Since SLS lets you control lights, I've built up several script systems and a trigger based around lighting that uses SLS functionality. First, I've added the ability to turn lights on/off by doing appropriate damage to the light source. Normally this is fire for on, and ice for off, but "cold lights" would just be a matter of a quick script edit. You can also turn lights on/off via a number of non-damaging spells. Gust of Wind or Darkness etc will turn off a torch for instance. Magical lights are not able to be turned off via gust of wind, but can be dispelled. A variable on the light records the level of the creature that enchanted the light, and the dispel line of spells are very straightforward to implement. And of course some light sources can simply be used to turn them on/off.

So what? Well this is where my trigger comes in. I have a trigger for the lightsphere of a lightsource. The trigger reduces the hide skill of pc's that enter (not npc's as the ai can't deal with that, a sneaky npc doesn't stick to shadows), and restores it on exiting the trigger. But the trigger is also aware of the status of the light, if the light is off, the pc gets no bonus entering the trigger. The scripts that allow turning on and off lights also are aware of the trigger assigned to them, and adjust the hide skill accordingly, so for instance if the player is in the trigger when the light goes on, the hide bonus is immediately removed. This is demonstrated in this trigger awareness video .

Finally, the trigger looks for a local variable named guards_lights on anything that enters, and keeps track of if a guard can use the light source (a variable on the light source). Npc's with the guards_lights variable will move to a light source and turn the light back on if it's off and they can use it. Your average castle guard can light a torch, but not turn on a magical light.

In this youtube video you can see the guarded light function in action. link The pc hits the torch with an ice arrow at the very beginning of the video. You can see the guard enter the trigger (marked by the mushrooms for the demo). As he enters the trigger he notices the light is out, has a speakstring that plays "darn light!", moves to the lightsource, plays a use animation (it should loop until the light turns on but doesn't in this demo video), the light comes back on, and he then continues on his patrol path.


  1. Very impressive. I haven't used the SLS system, and instead wrote my own scripts for light control a while back since I wanted my dungeons to be dark. Having wall torches being able to be lit by fire arrows was a fun thing to do, but you have gone far beyond that by integrating it with the hide skill and allowing NPC's to light them.

    How do you keep multiple guards from trying to relight a light? Do you restrict them to one guard only by tag or something?

    - Kaldor

  2. There's a "being lit" variable that gets set as soon as a guard recognizes the light is out. So if "being lit" is true but "is lit" is not, then a guard won't go light it.

    What I've done isn't perfectly flexible. Things are a bit hardcoded so I can just lay down triggers, the scripts look for the nearest object with a variable, nearest light etc, instead of by tag. It means overlapping triggers would be unpredictable, so I don't do overlapping triggers.
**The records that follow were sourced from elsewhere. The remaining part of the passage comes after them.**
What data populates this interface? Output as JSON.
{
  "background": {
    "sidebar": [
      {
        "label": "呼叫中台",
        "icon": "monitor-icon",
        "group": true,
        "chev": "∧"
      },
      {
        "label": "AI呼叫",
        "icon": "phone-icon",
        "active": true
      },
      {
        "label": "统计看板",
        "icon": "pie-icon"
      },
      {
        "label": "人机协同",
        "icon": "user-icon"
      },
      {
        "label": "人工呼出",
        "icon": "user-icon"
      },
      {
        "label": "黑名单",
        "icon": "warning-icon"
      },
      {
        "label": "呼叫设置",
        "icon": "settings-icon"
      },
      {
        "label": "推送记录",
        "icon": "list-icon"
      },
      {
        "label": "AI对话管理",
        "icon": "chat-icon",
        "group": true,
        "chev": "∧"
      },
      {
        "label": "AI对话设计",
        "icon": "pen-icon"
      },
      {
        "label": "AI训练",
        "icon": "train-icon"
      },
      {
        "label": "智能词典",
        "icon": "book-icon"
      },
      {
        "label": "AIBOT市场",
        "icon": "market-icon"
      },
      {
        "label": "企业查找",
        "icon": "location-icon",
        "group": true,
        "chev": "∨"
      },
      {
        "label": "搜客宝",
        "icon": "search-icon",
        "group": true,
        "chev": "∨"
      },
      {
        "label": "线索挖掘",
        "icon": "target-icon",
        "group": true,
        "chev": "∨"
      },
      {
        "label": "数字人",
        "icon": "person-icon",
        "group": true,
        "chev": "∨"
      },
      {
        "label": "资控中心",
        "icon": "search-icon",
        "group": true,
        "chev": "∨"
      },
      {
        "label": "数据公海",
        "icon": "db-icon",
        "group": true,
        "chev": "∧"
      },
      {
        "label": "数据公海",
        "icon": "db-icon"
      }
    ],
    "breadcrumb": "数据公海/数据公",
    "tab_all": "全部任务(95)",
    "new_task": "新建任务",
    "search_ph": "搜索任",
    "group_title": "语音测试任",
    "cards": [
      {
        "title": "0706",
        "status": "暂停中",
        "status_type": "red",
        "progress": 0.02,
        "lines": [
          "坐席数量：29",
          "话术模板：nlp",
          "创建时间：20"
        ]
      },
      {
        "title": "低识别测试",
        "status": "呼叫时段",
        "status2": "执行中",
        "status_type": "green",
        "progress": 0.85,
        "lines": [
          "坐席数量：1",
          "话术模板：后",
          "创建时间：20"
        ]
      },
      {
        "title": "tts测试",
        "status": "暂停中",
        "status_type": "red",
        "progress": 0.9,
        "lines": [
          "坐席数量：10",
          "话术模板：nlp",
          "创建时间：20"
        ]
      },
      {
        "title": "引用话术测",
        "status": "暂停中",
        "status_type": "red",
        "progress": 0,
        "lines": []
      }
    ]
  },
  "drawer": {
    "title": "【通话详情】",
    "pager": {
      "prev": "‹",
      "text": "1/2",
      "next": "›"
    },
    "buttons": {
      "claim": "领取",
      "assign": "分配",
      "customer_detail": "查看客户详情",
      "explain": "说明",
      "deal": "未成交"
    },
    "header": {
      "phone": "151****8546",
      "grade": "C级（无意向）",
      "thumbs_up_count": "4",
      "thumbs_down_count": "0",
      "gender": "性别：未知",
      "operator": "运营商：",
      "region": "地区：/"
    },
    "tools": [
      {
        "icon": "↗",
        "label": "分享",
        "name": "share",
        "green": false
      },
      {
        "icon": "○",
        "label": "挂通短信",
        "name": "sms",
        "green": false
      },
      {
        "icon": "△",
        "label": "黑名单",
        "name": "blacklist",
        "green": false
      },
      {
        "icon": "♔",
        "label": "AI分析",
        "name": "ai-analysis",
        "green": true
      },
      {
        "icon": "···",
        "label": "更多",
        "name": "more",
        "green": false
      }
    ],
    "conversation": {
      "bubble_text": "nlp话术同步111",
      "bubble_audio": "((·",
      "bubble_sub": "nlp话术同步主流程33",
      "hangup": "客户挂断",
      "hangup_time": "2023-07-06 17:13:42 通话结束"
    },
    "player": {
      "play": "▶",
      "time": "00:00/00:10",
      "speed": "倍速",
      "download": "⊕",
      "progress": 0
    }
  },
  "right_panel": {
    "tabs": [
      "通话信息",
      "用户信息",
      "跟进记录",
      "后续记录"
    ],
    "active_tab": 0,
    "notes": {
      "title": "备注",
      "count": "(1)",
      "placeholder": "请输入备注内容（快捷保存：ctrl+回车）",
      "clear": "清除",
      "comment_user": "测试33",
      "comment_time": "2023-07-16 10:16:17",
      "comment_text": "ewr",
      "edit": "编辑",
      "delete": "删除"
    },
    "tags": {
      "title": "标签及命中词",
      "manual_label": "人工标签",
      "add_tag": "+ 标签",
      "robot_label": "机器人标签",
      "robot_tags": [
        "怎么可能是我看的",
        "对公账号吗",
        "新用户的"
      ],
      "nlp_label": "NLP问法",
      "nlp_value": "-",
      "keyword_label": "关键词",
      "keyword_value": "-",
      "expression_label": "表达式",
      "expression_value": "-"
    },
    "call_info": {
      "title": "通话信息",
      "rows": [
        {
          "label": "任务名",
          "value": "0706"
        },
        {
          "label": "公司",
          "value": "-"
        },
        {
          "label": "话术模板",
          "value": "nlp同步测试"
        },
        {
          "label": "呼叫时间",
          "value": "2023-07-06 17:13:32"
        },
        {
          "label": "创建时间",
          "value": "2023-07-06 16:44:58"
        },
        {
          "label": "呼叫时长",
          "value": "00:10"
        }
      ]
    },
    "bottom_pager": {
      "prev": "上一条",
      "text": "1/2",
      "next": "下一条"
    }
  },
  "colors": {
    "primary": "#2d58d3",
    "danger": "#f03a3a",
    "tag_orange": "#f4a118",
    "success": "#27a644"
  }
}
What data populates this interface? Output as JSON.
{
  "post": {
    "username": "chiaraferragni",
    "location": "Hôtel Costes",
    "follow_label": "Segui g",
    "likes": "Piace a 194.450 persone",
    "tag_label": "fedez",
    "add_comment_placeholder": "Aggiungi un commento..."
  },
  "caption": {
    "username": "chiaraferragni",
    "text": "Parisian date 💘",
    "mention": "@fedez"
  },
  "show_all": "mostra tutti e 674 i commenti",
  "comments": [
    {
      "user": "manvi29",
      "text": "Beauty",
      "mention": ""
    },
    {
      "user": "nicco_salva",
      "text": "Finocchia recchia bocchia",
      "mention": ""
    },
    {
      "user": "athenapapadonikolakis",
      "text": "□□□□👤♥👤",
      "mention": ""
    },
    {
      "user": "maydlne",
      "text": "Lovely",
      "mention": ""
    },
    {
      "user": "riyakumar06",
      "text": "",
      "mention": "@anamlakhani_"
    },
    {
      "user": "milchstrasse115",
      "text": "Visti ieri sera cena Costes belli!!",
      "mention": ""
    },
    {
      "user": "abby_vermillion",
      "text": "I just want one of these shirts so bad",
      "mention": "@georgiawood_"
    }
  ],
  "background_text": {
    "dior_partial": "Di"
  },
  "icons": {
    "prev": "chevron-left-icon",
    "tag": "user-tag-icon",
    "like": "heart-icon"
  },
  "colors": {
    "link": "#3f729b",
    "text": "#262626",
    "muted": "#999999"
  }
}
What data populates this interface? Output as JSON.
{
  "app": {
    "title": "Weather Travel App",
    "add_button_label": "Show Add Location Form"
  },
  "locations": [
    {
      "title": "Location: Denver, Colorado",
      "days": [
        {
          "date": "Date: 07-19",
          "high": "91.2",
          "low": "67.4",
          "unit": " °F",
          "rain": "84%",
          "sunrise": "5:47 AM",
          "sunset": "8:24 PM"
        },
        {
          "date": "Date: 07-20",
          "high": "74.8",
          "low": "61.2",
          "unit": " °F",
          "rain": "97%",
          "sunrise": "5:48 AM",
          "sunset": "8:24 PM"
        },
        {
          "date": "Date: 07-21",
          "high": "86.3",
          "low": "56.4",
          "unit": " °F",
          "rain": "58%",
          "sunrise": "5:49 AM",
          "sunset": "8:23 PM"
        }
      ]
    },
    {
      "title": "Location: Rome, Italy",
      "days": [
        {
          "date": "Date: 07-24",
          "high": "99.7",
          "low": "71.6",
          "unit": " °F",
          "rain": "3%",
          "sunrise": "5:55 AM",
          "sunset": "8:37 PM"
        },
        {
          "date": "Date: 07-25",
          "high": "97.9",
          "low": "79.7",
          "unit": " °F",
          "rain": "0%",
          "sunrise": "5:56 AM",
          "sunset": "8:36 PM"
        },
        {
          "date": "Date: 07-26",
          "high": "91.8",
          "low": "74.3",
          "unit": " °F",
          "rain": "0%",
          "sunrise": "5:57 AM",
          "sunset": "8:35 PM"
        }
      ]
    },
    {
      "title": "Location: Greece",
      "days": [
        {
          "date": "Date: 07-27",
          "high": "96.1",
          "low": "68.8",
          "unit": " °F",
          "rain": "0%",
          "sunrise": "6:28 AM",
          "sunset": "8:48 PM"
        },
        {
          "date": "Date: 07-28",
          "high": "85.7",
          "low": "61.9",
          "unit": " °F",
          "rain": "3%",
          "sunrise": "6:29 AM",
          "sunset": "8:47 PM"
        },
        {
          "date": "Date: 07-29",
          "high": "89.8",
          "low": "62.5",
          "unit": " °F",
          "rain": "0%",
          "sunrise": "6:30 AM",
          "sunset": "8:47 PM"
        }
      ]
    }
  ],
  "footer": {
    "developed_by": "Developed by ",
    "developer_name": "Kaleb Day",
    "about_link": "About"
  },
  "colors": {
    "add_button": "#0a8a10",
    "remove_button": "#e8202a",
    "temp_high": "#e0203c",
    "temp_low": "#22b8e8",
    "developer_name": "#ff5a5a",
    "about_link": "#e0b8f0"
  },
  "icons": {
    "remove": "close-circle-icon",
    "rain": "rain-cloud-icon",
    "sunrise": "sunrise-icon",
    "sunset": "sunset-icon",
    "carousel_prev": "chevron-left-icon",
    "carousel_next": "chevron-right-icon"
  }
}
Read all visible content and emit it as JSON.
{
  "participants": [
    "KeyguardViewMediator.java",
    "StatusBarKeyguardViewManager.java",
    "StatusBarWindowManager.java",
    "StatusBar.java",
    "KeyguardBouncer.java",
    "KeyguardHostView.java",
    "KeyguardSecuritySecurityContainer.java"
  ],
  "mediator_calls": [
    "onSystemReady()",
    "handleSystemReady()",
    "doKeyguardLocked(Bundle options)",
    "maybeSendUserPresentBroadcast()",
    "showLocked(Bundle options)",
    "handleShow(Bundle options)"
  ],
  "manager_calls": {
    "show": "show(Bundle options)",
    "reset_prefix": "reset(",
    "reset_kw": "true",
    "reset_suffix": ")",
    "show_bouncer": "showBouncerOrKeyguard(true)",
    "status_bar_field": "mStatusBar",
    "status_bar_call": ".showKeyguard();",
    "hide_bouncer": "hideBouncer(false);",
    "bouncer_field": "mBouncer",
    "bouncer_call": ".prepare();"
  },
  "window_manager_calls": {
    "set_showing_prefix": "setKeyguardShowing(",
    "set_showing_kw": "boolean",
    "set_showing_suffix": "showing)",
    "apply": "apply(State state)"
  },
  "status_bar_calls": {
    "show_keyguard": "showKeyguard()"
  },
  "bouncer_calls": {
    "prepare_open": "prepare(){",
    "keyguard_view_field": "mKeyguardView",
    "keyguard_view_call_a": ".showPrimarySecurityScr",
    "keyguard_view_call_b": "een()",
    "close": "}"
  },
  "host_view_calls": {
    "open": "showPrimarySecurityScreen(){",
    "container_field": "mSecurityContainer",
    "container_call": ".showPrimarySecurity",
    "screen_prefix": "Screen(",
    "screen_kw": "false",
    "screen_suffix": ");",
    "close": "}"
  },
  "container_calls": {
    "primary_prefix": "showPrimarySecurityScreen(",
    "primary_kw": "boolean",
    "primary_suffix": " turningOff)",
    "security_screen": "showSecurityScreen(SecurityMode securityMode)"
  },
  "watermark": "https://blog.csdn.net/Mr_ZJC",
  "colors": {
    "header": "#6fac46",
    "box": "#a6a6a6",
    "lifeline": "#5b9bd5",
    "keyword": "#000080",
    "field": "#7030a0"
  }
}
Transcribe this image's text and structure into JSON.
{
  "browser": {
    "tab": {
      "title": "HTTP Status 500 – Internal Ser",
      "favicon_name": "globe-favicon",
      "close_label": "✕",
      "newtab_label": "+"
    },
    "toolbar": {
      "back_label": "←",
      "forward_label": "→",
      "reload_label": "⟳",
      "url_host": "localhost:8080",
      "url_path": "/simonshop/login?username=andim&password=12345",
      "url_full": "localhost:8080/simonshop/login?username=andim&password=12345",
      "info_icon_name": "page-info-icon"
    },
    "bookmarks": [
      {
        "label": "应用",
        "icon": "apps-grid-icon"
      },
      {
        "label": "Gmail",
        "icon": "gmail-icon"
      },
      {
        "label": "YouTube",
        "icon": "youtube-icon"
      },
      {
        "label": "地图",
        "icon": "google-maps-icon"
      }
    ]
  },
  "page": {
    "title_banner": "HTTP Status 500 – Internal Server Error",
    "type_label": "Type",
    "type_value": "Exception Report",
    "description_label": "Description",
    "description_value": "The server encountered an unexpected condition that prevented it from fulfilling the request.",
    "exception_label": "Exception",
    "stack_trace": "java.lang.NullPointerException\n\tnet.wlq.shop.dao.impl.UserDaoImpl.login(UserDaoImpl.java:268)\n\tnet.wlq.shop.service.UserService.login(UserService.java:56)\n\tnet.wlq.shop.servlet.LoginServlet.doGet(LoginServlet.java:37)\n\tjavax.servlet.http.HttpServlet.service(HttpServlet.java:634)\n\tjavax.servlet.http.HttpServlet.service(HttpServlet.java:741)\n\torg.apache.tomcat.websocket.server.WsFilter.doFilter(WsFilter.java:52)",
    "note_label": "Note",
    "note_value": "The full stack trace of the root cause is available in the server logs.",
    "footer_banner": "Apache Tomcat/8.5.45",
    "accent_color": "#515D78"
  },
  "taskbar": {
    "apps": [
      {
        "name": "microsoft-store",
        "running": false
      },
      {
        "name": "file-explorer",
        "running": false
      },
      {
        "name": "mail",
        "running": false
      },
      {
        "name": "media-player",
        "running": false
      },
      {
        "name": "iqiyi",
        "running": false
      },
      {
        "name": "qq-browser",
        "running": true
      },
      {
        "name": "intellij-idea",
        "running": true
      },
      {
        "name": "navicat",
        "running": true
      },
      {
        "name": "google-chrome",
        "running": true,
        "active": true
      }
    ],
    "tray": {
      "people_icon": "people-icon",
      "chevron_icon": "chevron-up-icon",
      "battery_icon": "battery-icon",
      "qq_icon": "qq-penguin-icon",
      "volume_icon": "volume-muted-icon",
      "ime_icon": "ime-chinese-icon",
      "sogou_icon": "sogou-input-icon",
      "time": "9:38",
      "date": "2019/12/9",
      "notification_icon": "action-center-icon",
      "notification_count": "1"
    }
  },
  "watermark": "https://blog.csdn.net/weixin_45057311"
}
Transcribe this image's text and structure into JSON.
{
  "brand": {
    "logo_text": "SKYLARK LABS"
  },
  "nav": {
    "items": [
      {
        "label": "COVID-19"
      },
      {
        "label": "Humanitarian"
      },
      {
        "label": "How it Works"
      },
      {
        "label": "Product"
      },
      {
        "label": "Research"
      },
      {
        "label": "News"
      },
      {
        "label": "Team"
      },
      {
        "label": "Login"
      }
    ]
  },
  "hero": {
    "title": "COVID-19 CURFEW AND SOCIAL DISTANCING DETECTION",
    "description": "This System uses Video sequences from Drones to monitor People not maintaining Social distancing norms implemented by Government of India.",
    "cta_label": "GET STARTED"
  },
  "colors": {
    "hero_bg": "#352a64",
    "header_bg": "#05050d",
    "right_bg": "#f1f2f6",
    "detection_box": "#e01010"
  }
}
    I retroactively implemented this after doing 90+% of the area design, and that was less of a problem than one might think initially. There's very few places where I had to make my trigger not match up to the light sphere. I drew the trigger somewhat inside the actual light sphere, so being at the edge of the light doesn't penalize, it's more of if I can see the light on the ground in the toolset, then that's where the trigger is drawn.

  3. Hi Kamal,

    Very nice ... and something that appeals very much to my idea of incorporating systems to add a "real life" feel to modules. As you know, I have a system of my own, but it does not go into quite so much detail as this. (I had to draw a line somewhere ... ;) ) However, if this becomes public prior to the next module I write (part 2 of 3), then I may very well look at incorporating some of the ideas you bring up. I particularly like both the ideas you have demonstrated here ... and will see what the future ideas bring.

    By the way, your areas that you let me download to use have encouraged me a great deal and I have had some fun ideas for a quest that I am writing at the moment, based on those areas. :) If I can write something that does not give too much away, I may do so next blog.